[43] DIRTY JOKE (Jennifer Blaine/5,000 Women): Fringe review

Jennifer Blaine Dirty Joke Fringe reviewActor/comedian Jennifer Blaine was a feature of the Philly Fringe for its first decade. Returning for the first time since 2007, she brings back one of her most popular characters for the delightfully humorous DIRTY JOKE: the foul-mouthed, joke-telling Jewish grandmother Ruth. Faced with relocation from her urban home to a retirement facility, Ruth seeks advice from a conference of superwoman (nine female and one male activists; “I’m using woman to mean person, the women will understand”).
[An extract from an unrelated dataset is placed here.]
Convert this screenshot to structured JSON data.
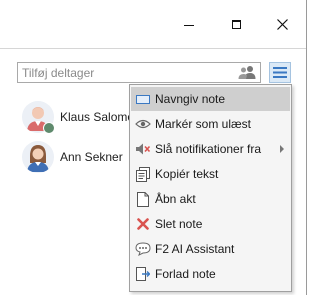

Blaine inhabits each “superwoman” adeptly, changing posture, accent, and expression, with only slight costume cues. Between meeting each famous woman (e.g., Madeleine Albright, Cindy Sheehan, Arianna Huffington), Ruth runs through a series of risque jokes (“Incontinence hotline, can you hold?”) and spoofs of Broadway numbers (“Scalia is a schmuck”). The jokes continue with each guest character (blind Irish activist Caroline Casey: “what do you call the blind Irish fellow who bounces off walls? Rick O’Shea.”), but several visits take  serious turns. Despite these emotional moments, the work fails to build up dramatic tension: unlike Anna Deveare Smith’s Twilight: Los Angeles, 1992 (L.A. riots) and Let Me Down Easy (grace and mortality), Blaine’s similar collection of characterizations is only loosely themed, brought together almost solely by Ruth’s monologues. Still, although these jokes and songs are geared to the aging, female, Jewish, musical-loving audience, even as a youngish male gentile who dislikes Broadway songs this reviewer found much to amuse and contemplate. [The Off Broad Street Theater] September 14-17, 2013, fringearts.ticketleap.com/dirty-joke.